Una
aproximación antropológica o humanística
al problema de la productividad debe comenzar por una pregunta
sobre la finalidad que se busca al trabajar. Algunas personas
lo hacen por la recompensa económica, pero otros encuentran
en su trabajo una satisfacción en sí misma.
Lo cierto es que para maximizar la productividad, es necesario
adentrarse en la motivación de las personas al desempeñar
una tarea.
Y
también debemos descubrir si la finalidad o motivación
que tienen es lo suficientemente valiosa como para mejorar
la calidad y cantidad del trabajo, meta última de la
productividad.
El
hombre puede estar impulsado por varios tipos de motivación:
1)
La motivación extrínseca: se encuentra relacionada
con lo que el trabajador puede obtener de los demás
con su trabajo.
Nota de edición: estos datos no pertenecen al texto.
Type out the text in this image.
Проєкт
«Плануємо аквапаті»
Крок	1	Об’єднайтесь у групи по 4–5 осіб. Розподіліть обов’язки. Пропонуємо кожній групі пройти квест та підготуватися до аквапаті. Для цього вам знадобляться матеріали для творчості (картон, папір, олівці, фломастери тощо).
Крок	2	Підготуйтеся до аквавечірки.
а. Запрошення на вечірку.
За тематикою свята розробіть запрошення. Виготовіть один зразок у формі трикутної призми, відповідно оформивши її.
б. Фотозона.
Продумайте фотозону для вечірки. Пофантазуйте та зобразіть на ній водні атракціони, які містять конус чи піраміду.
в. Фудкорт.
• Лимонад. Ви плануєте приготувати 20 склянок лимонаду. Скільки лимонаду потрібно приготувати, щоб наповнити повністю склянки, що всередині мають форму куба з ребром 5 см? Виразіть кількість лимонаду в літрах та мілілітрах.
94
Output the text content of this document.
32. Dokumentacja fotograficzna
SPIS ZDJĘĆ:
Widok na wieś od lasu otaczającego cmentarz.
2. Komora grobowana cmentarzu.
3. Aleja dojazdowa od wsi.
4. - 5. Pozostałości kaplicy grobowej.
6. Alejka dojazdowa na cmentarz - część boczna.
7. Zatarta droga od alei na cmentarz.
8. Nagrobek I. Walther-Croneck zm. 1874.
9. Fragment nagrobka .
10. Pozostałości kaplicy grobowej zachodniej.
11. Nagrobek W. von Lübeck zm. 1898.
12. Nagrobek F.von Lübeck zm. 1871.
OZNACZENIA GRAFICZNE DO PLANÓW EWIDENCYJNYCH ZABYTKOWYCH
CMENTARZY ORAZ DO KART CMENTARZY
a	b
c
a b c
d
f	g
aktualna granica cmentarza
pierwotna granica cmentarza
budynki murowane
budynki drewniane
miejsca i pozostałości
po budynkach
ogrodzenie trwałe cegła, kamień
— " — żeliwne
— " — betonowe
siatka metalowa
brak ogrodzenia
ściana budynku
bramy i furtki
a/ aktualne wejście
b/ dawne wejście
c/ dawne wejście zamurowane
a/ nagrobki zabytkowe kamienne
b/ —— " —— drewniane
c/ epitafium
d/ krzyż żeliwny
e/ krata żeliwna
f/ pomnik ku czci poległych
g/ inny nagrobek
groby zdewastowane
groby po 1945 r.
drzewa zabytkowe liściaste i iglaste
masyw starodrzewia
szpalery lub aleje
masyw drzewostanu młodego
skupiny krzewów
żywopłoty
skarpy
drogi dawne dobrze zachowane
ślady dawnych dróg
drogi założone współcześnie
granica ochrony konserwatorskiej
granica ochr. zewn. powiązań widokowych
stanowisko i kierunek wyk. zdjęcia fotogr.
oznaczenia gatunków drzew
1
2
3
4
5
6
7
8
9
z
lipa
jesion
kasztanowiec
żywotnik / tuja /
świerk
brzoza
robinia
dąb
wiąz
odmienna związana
En principio, cuando las personas trabajan,
buscan la propia subsistencia y el bienestar material. Sin
embargo, por sorpresivo que pudiera parecer, esta no es la
mejor razón por la que se debe buscar la productividad.
Es más, ni siquiera la aumenta (incluso, puede perjudicarla).
Cuando
el trabajo se considera algo ajeno a la persona, una carga
que hay que aceptar para obtener aquello que se desea, acaba
por convertirse en un costo. Y, aplicando la ley según
la cual todo costo debe minimizarse, el empleado se las arreglará
para trabajar lo menos posible.
2)
La motivación intrínseca: se refiere a lo
que se obtiene en sí, del trabajo mismo. Esta motivación
es de un orden superior a la extrínseca porque el trabajo
provee el medio más favorable para que cada persona
desarrolle las mejores capacidades y despliegue todas sus
opciones de crecimiento personal. En este caso, el trabajo
resulta intrínsecamente motivador. Solo una cultura
que haga valer los valores positivos del trabajo (no como
medio para conseguir otra cosa, sino positivos por sí
mismos) estará en condiciones de lograr una productividad
cada vez más alta.
3)
Motivación transitiva: se relaciona con lo que
se puede aportar a los demás a través del trabajo.
Aunque los bienes intrínsecos al trabajo mismo son
efectivamente motivadores en la propia dinámica laboral,
tienen un límite individual y necesitan ampliarse trascendiendo
o traspasando su valor a otras personas. Las motivaciones
transitivas, en cambio, mueven a trabajar en beneficio de
los otros, de manera que el interés por el trabajo
sale fuera de cada persona para volcarse en resultados sobre
los demás.
4)
Motivación trascendente: se refiere a la actitud
del líder para desarrollar las potencialidades de sus
clientes y subordinados.
La
clave que surge al contacto con las tres dimensiones de la
motivación hasta ahora desarrolladas (extrínseca,
intrínseca y transitiva), reside precisamente en la
calificación moral del bien que se puede proporcionar
a los demás cuando se trabaja con una motivación
transitiva. Porque si los bienes o servicios que se proporcionan
mediante el trabajo no responden a una necesidad o conveniencia
de su naturaleza humana, entonces las motivaciones serán
transitivas pero no trascendentes; serán a lo sumo
intrascendentes y esto no es aliento ni motivación.
La
motivación trascendente se orienta a satisfacer, en
los otros, necesidades no demandadas. Trascender adquiere
aquí un sentido nuevo: al beneficiar a otros, nos aventuramos
a pasar por encima de nosotros mismo.
El
líder trascendente es aquél que tiene como propósito
la mejora de aquellos a quienes dirige y sirve. Busca, preferentemente,
que las personas desarrollen todo su potencial y que interioricen
la misión de la organización.
El
líder empieza con el sentimiento natural del querer
servir. Y, para ser consecuentes, esta motivación debería
convertirse en otra más completa: mientras les sirvo,
¿esas personas son más capaces de servir a otros?